Acknowledging the birth of a nation, not unlike Australia, requires understanding the peoples who suffered from the outset. For hardline Zionists, the Palestinians are sore losers while a prominent Israeli intellectual tells The Atlantic’s Jeffrey Goldberg that the Palestinians are dedicated to “bringing chaos” to the Jewish state. The Australian Jewish News strongly implied in their editorial last week that the mainstream media should only publish articles that praise the Jewish state. “Bias” is seen around every corner.
Ariel Sharon’s former advisor Dov Weisglass wrote this week in Israel’s biggest selling daily that Hamas must be destroyed, “in line with humanitarian limits” even as the international community begins to understand the futility of this policy.
9/11 has merely reinforced these racist stereotypes about Arabs, although former Prime Minister Benjamin Netanyahu recently said the attacks were “benefiting” the Zionist cause.
60 years after Israel’s birth, the two peoples have never been further apart. The Israeli press is barred from entering Gaza, so we rely on Gazans to explain their suffering at the hands of a Washington-led economic blockade. The Guardian is one of the few Western media outlets that regularly publish these accounts, including news about the allocation of building permits in the West Bank to only Jewish settlers.
The anniversary celebrations have revealed a growing number of Diaspora Jews speaking critically of their supposed homeland. Britain and America are witnessing growing media coverage of these dissident positions. Jewish voices are now some of the strongest advocates in challenging the “peace process” fraud.

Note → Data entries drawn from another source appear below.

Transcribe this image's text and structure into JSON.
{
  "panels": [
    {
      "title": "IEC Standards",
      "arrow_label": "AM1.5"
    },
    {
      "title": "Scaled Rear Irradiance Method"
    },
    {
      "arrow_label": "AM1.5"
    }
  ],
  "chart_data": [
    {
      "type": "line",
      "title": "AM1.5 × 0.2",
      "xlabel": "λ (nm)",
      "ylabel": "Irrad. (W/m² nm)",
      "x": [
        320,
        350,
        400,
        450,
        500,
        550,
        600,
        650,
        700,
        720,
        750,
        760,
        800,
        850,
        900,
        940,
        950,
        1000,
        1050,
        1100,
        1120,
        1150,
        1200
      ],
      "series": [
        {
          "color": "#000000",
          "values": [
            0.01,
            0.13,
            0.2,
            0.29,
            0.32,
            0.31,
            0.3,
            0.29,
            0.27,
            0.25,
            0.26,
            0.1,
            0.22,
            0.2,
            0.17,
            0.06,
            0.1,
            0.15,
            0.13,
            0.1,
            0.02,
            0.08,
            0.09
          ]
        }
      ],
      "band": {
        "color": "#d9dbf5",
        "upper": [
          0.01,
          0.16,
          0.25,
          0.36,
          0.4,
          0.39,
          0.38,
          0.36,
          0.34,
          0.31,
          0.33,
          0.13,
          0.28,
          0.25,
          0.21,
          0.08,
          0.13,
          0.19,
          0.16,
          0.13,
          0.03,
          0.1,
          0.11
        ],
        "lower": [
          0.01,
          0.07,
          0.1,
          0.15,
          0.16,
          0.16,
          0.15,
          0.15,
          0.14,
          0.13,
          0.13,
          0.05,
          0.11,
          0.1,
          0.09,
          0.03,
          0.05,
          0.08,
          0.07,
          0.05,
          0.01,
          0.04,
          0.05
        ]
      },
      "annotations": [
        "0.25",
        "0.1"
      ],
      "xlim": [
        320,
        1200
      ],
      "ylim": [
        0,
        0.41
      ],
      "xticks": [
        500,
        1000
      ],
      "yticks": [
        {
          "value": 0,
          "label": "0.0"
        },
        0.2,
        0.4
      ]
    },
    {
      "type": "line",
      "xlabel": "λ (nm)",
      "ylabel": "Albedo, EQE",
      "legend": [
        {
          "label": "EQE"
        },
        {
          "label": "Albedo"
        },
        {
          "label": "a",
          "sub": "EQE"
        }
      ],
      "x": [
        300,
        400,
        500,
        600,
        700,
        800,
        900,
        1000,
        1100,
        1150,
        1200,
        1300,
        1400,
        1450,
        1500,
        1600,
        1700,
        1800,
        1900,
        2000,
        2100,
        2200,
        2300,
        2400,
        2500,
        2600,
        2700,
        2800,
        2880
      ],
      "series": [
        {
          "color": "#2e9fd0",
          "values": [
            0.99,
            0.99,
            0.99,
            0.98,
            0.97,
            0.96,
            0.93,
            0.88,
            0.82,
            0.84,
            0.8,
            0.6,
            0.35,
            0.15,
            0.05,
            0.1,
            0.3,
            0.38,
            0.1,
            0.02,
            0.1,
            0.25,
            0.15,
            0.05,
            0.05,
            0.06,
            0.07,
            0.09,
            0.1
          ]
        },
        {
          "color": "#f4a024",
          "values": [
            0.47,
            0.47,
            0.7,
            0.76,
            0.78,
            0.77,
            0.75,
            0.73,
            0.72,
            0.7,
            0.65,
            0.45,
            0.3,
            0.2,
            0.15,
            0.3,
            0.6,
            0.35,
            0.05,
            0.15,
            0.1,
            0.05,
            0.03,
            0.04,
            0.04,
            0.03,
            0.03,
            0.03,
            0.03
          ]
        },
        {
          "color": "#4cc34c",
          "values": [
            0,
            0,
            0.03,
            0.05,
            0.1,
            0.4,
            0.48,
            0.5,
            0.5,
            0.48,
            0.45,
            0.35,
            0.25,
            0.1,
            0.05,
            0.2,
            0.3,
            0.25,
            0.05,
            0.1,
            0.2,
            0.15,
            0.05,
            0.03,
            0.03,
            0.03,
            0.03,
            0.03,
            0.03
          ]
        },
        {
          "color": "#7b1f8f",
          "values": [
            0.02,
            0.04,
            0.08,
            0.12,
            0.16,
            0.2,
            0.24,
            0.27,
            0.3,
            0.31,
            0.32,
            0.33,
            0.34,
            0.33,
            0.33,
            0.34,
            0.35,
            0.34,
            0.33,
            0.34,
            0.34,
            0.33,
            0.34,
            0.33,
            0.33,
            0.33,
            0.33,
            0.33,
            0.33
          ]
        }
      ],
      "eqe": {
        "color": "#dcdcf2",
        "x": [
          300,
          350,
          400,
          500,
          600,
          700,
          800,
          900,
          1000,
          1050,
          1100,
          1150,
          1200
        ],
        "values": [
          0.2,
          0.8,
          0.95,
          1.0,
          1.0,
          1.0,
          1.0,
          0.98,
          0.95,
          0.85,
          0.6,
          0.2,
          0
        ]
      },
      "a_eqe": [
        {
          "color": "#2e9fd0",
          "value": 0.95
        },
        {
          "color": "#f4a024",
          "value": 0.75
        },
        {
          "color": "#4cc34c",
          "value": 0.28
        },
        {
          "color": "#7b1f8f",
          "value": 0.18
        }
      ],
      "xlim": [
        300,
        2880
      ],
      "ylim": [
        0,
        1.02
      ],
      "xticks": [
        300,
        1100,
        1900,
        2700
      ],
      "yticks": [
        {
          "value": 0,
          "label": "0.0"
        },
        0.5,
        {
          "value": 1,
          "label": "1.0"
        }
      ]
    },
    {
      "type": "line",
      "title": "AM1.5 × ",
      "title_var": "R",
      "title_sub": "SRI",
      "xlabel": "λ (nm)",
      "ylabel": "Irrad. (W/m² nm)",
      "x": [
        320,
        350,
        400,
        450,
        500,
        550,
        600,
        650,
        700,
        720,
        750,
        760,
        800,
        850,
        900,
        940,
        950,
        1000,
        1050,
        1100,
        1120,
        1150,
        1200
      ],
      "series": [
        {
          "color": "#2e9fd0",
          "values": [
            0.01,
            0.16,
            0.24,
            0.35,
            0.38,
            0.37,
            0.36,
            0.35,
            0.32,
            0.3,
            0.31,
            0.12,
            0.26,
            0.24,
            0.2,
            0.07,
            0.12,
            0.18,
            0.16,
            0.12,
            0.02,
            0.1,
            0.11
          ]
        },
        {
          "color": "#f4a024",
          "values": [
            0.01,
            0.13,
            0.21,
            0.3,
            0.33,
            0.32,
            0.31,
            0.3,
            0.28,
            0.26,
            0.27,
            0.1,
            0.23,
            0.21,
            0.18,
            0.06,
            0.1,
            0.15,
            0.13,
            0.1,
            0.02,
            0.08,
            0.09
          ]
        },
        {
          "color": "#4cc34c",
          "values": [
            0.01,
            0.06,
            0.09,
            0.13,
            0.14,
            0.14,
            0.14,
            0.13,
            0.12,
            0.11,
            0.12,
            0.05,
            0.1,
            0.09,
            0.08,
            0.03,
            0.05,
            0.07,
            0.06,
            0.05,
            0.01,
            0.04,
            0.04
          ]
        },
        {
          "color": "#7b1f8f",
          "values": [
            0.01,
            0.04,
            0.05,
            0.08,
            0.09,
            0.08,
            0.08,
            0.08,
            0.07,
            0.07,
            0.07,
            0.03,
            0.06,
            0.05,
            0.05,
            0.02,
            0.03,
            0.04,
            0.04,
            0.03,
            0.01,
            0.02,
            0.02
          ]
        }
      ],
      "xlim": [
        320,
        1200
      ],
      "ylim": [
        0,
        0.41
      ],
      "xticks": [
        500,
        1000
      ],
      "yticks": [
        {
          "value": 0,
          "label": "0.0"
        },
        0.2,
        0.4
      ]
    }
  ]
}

Within Israel itself, the mainstream media is thriving with debate.
Haaretz, arguably the finest newspaper in the world, proves that a news outlet can honestly describe the truth about the Jewish state. This week has been no exception. Pro-Zionist, anti-Zionist, pro-Israel and pro-human rights all exist harmoniously. An eloquent essay in Haaretz, by Israeli human rights lawyer Daphna Golan, articulated the true message of Israel’s 60th anniversary:
We must speak out loudly and openly with everyone — about the past, present and future, about a life of fair, decent neighbourly relations. Without red and green lines and with no prior conditions. Only about how we will live here together and separately, Jews and Arabs, in reconciliation.